The team (formally the "Baltimore Base Ball and Exhibition Company") was founded in 1882 as a charter member of the American Association, which was then a major league. After several years of mediocrity, the team dropped out of the league after the 1889 season, but re-joined in 1890 to replace the Brooklyn Gladiators when that last-place team dropped out during the season. The Orioles were one of four AA clubs merged into the National League in 1892 (formally as a 12-member "League Association"). The beginnings of what was to become a legendary team can be traced to June 1892, when Harry Von der Horst hired Ned Hanlon to manage the Orioles giving him stock in the team and full authority over baseball operations. Ned moved his growing family to a house that stood a block away from Union Park.

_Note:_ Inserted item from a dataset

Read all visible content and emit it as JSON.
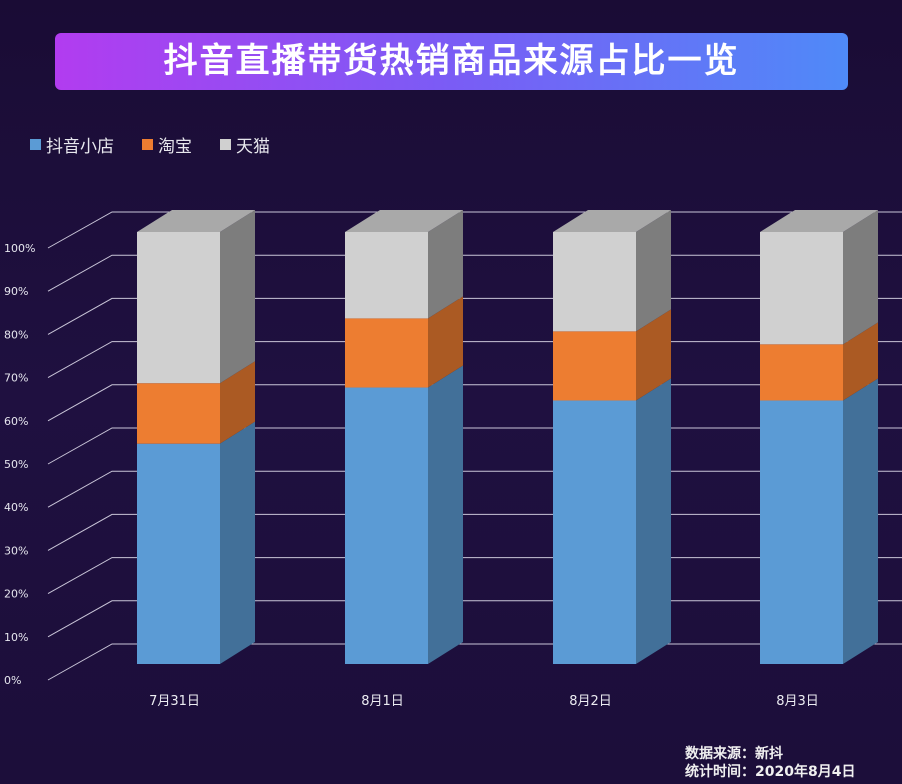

After two years finishing near the bottom of the league, the Orioles won three consecutive pennants with several future Hall of Famers under player/manager Ned Hanlon from 1894 to 1896. They followed up the title run with two consecutive second-place finishes. Accordingly, they participated in all four editions of the post-season Temple Cup series, winning the final two in 1896 and 1897.
After the team's 1898 second-place finish, Hanlon and most of the team's stars were moved to the Brooklyn Dodgers of the National League by the joint ownership of the clubs. Third baseman John McGraw and catcher Wilbert Robinson remained in Baltimore, with McGraw remaining as first-year player/manager. Following a fourth-place finish in 1899, the Orioles were one of four clubs eliminated by the National League. In the 8-team National League of 1900, McGraw and Robinson joined the St. Louis Cardinals.
One year later McGraw followed through on his threats to abandon the NL and form a club in the rival American League (being formed by new president Ban Johnson out of the former minor Western League), doing so beginning in 1901. (Those newly formed A.L. Orioles only stayed in Baltimore for two seasons before being moved to New York as "the price of peace" as agreement was established in 1903 between the older circuit and its new upstart rival allowing the "Americans" to have a representative also in the "Big Apple" as a sign of respectability. The old Oriole franchise under McGraw became known as the "New York Highlanders" or occasionally the "New York Americans", later becoming renamed in 1913 as the New York Yankees.)
A high-minor league franchise in the old Eastern League filled the void left by the Orioles in 1903, including local product and future baseball icon Babe Ruth and Lefty Grove, even winning an unbroken string of six straight titles, 1919–1925 in the "Triple A" (AAA) level of minor league baseball in the reorganized International League (after 1911); but top-level professional baseball would not return to Baltimore until the St. Louis Browns relocated to the City in 1954.